Cela pose une question politique majeure.
La concertation nationale est-elle un véritable processus de refondation ? Ou devient-elle une étape de transition vers un calendrier électoral déjà anticipé ? Le peuple est-il appelé à participer à la définition d’un nouveau pacte national ? Ou simplement à accompagner une trajectoire institutionnelle déjà dessinée ?
Ces questions sont légitimes. Elles ne sont pas hostiles à la Refondation. Au contraire, elles en défendent l’exigence.
Car une Refondation ne peut pas être crédible si elle donne l’impression d’être conduite par le haut, dans le silence, avec une participation populaire tardive ou symbolique.
La diaspora doit participer, mais dans un cadre clair
La diaspora malagasy doit être associée à la Refondation. C’est une évidence.
Elle dispose de compétences, de ressources, d’expériences, de réseaux et d’un regard souvent utile sur les blocages du pays. Elle contribue déjà à Madagascar par les transferts familiaux, les projets économiques, les engagements associatifs, les expertises techniques et les liens internationaux.
Mais cette participation doit passer par un cadre clair.
Elle devrait impliquer les ambassades, les consulats, les associations identifiées, les citoyens volontaires, les structures professionnelles, les étudiants, les travailleurs, les entrepreneurs, les chercheurs, les représentants religieux, culturels et sociaux.

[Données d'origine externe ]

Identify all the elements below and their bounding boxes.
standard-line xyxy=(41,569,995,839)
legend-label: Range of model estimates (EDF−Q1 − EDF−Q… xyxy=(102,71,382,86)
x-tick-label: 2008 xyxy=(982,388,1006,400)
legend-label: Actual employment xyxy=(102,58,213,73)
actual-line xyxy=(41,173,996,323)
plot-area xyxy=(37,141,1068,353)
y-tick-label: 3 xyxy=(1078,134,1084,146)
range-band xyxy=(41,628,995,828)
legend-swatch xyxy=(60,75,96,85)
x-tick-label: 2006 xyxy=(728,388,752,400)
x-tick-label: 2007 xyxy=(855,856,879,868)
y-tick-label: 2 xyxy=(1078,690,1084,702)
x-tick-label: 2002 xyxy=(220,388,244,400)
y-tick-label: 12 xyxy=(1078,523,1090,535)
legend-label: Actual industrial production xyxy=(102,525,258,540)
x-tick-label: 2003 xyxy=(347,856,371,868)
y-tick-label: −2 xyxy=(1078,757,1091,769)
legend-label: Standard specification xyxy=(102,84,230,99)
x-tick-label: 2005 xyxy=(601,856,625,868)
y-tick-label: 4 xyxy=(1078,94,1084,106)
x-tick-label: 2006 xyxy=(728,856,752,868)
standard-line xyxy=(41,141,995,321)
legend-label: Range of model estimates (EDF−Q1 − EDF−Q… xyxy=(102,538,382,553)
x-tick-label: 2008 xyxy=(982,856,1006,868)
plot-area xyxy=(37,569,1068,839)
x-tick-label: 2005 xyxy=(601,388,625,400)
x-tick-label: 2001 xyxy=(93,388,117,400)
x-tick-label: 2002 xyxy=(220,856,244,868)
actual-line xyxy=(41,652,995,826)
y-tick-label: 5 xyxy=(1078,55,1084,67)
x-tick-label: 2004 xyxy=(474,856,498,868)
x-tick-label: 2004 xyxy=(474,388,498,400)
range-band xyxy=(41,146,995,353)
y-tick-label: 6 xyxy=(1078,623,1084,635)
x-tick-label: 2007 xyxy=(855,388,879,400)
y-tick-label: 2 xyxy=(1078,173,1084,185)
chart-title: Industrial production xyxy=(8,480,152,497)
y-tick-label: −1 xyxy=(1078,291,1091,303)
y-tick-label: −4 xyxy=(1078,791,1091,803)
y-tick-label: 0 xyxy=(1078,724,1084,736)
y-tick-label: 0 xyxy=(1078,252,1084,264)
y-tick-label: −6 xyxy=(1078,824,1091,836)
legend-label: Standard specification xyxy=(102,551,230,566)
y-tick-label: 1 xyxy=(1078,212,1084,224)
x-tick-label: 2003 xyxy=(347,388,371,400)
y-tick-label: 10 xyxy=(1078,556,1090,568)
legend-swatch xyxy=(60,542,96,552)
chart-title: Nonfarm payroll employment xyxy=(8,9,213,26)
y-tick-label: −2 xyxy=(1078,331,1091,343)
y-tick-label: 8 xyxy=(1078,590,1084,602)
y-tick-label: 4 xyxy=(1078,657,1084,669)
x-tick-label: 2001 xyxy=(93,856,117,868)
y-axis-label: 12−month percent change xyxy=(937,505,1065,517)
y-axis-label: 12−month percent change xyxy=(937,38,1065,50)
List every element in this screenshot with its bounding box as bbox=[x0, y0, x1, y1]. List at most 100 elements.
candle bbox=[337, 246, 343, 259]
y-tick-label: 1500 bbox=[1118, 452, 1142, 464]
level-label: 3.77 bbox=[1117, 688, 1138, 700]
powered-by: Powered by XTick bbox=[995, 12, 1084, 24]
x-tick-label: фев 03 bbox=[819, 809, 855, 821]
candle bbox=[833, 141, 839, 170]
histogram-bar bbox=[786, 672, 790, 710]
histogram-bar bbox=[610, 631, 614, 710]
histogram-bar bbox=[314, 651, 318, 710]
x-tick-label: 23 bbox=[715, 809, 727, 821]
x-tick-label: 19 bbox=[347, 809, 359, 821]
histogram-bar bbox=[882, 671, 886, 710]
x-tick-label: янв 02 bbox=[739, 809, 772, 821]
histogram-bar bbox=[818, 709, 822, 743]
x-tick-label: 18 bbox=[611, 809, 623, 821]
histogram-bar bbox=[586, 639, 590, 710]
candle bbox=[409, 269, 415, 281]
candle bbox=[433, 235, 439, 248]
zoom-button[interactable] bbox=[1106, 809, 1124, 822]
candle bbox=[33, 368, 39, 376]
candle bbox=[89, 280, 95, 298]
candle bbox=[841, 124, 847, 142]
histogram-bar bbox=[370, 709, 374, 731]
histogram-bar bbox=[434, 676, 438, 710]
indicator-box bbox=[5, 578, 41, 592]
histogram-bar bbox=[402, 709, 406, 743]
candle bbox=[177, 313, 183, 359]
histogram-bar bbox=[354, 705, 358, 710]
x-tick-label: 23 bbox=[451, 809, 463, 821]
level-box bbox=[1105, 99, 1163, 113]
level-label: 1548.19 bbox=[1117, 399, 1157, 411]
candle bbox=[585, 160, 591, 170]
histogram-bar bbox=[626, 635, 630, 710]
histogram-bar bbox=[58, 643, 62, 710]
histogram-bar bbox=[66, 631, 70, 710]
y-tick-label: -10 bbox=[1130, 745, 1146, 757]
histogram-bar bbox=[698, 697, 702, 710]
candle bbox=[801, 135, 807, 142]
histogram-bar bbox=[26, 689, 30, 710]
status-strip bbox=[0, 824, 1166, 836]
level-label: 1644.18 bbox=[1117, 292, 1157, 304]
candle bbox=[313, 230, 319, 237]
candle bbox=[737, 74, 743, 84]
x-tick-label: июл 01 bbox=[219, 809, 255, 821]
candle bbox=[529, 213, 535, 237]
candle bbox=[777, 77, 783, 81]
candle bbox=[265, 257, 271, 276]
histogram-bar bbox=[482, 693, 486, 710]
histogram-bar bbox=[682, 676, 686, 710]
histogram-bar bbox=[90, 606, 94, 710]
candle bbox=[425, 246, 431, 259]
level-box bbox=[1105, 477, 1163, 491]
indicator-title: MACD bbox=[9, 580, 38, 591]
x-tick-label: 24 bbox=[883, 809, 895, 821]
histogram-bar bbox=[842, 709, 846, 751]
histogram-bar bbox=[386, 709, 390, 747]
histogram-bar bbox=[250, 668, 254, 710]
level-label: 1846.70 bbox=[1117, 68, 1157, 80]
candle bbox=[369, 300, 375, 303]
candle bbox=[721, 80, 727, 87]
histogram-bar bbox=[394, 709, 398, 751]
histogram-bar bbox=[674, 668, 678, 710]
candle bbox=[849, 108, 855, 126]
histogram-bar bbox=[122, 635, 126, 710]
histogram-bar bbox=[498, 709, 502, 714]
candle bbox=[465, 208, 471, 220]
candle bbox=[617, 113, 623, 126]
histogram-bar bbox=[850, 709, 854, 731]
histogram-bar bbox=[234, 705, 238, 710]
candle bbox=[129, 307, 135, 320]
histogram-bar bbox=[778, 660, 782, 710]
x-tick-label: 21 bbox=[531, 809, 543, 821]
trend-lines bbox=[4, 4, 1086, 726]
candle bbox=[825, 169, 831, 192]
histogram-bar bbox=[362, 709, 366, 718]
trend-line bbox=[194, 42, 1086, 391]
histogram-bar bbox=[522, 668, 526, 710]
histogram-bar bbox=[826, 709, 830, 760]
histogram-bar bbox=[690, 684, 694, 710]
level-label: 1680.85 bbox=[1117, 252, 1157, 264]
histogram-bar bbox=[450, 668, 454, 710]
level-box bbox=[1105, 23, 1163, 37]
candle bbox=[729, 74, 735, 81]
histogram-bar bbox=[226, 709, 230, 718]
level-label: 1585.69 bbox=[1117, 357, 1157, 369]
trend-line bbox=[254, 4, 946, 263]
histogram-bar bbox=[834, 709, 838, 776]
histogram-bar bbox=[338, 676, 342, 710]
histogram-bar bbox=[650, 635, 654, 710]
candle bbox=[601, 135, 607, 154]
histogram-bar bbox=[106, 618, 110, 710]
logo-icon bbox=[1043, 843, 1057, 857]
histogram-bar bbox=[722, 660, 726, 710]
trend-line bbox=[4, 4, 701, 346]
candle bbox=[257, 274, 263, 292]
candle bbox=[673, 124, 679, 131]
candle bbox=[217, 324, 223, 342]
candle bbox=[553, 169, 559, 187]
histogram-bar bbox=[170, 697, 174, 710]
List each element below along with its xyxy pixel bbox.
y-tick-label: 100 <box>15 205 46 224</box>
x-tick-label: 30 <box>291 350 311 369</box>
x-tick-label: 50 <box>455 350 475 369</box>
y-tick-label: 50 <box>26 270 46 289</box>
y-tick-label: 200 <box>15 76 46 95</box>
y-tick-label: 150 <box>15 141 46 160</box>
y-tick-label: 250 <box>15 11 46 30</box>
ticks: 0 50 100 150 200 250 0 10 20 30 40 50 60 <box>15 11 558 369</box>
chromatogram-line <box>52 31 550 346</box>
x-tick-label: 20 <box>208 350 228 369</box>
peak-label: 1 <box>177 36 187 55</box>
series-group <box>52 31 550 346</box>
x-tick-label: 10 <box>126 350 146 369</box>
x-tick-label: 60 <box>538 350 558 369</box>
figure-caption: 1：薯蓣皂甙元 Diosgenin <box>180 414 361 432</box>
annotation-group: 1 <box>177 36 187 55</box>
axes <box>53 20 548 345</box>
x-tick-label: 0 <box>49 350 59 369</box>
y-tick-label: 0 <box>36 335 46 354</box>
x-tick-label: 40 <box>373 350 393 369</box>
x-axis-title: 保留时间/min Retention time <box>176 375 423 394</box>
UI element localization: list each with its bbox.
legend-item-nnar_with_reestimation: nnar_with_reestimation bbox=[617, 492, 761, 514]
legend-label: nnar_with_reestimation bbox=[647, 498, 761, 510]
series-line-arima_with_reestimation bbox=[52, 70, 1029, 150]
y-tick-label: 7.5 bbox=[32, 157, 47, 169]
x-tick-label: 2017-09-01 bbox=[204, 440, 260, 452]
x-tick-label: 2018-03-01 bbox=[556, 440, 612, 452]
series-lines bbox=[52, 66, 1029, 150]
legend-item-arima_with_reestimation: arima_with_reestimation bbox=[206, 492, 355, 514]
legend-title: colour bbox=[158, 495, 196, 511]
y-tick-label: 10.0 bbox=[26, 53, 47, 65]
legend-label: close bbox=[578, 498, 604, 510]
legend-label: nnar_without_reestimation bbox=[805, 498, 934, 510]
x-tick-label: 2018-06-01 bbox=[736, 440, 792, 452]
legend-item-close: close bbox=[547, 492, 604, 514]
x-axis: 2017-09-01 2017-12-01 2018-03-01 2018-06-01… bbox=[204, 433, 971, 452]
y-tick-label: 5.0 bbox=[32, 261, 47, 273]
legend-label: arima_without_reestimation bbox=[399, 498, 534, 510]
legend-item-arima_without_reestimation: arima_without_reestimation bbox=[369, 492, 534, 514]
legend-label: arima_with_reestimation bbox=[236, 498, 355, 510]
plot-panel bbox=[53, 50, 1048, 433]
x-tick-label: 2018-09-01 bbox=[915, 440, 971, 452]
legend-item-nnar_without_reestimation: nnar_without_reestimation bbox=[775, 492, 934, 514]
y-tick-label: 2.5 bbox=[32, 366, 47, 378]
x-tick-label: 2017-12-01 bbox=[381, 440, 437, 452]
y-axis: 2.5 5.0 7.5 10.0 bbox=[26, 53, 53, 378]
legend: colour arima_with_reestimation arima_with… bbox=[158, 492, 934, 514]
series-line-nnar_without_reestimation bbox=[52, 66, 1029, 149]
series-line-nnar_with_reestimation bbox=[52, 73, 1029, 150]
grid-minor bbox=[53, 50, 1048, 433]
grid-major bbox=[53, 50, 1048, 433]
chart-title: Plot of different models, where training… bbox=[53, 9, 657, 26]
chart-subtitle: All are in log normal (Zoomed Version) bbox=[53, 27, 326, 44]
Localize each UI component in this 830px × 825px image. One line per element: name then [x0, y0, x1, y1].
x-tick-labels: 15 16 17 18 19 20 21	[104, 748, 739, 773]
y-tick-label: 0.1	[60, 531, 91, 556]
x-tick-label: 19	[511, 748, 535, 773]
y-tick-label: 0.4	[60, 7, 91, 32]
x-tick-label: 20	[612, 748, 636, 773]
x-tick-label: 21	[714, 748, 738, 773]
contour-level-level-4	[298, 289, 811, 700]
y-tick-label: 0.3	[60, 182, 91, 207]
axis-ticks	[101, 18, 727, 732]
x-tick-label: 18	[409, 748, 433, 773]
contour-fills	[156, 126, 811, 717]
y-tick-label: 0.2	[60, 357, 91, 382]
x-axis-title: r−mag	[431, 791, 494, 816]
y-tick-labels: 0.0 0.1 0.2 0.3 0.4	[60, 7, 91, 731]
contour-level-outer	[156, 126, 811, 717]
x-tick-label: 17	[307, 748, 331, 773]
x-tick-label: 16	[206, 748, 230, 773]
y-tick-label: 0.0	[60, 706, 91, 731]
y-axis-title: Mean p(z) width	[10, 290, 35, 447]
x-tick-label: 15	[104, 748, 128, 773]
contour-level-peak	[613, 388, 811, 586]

Elle devrait être ouverte, pluraliste, transparente, méthodique.
Surtout, elle devrait éviter une erreur majeure : laisser quelques personnalités parler au nom de tous.
La diaspora peut contribuer. Elle ne doit pas être confisquée.
Une exigence simple : clarté, méthode, restitution
Le débat actuel appelle donc une exigence simple.
Que les autorités publient clairement la méthode de la concertation nationale. Que le rôle de la diaspora soit défini officiellement. Que les plateformes reconnues soient identifiées. Que les initiatives privées soient clairement distinguées des initiatives institutionnelles. Que les données collectées soient protégées. Que les contributions soient synthétisées publiquement. Que les conclusions soient restituées au peuple malagasy.
Sans cela, la Refondation risque de produire l’inverse de ce qu’elle promet.
Au lieu de restaurer la confiance, elle alimentera la suspicion. Au lieu d’unir, elle laissera prospérer les concurrences de légitimité. Au lieu de replacer le peuple au centre, elle renforcera l’impression d’un processus capté par quelques cercles.
La diaspora n’est pas le problème. Elle révèle le problème.
Et le problème est simple : une concertation nationale ne peut pas naître dans le silence, l’ambiguïté et les initiatives parallèles. Si elle veut refonder Madagascar, elle doit commencer par respecter le premier principe de toute refondation démocratique : dire clairement au peuple ce qui se prépare, comment il sera consulté, par qui, selon quelle méthode, et pour quel résultat.
Car on ne refonde pas un pays en parlant au nom du peuple.
On le refonde en lui rendant réellement la parole.